CDU: Stadt Willich soll Glasfaserausbau in die Hand nehmen

Willich : CDU: Stadt soll Glasfaserausbau in die Hand nehmen

Eine Bemerkung am Rande ließ aufhorchen: „Der Ausbau der Infrastruktur muss durch die Stadt gelenkt werden. Wir wollen, dass unsere Gewerbegebiete – aber auch die Wohngebiete – flächendeckend mit Glasfaser erschlossen werden.

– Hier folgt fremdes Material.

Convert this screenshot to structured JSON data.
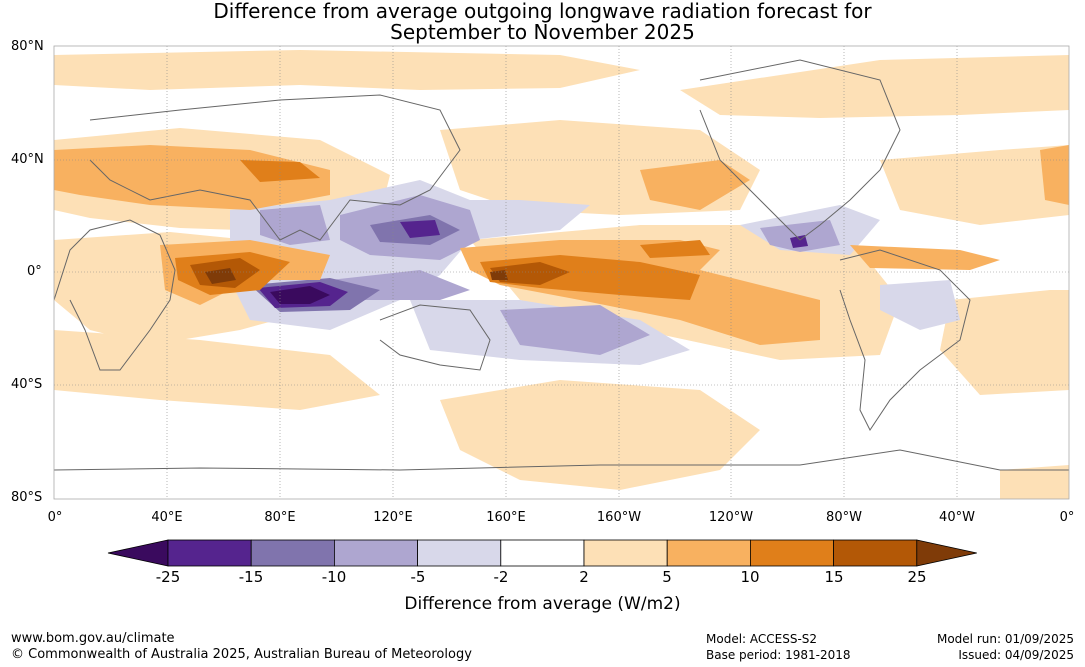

Wir können uns vorstellen, dass diese Aufgabe durch die Stadt erfüllt wird“, unterstrichen MIT-Vorsitzender Roger Kurzawa und CDU-Vorsitzender Christian Pakusch beim Unternehmerfrühstück der Mittelstands- und Wirtschaftsvereinigung der CDU (MIT). Dazu könne man sich durchaus vorstellen, eine städtische Gesellschaft zu gründen, so Pakusch im Gespräch mit unserer Redaktion. Gäste und Referenten waren sich einig, dass insbesondere die Digitalisierung und der damit verbundene Netzausbau ein wichtiger Standortfaktor in der Zukunft sein werden.

Die MIT hatte zum „Unternehmerfrühstück“ beim Willicher Messebau-Unternehmen „Klartext“ in Münchheide geladen. 40 Gäste aus Unternehmerschaft, Verwaltung und Politik hörten dem Vortrag von Prokuristin Nadine Caris zu, die über die Unternehmensphilosophie und die Aufgabenfelder informierte. Das Unternehmen beschäftigt 50 Mitarbeiter. Bei Großaufträgen kann sich diese Zahl auf bis zu 80 Mitarbeiter erhöhen. Gearbeitet wird weltweit.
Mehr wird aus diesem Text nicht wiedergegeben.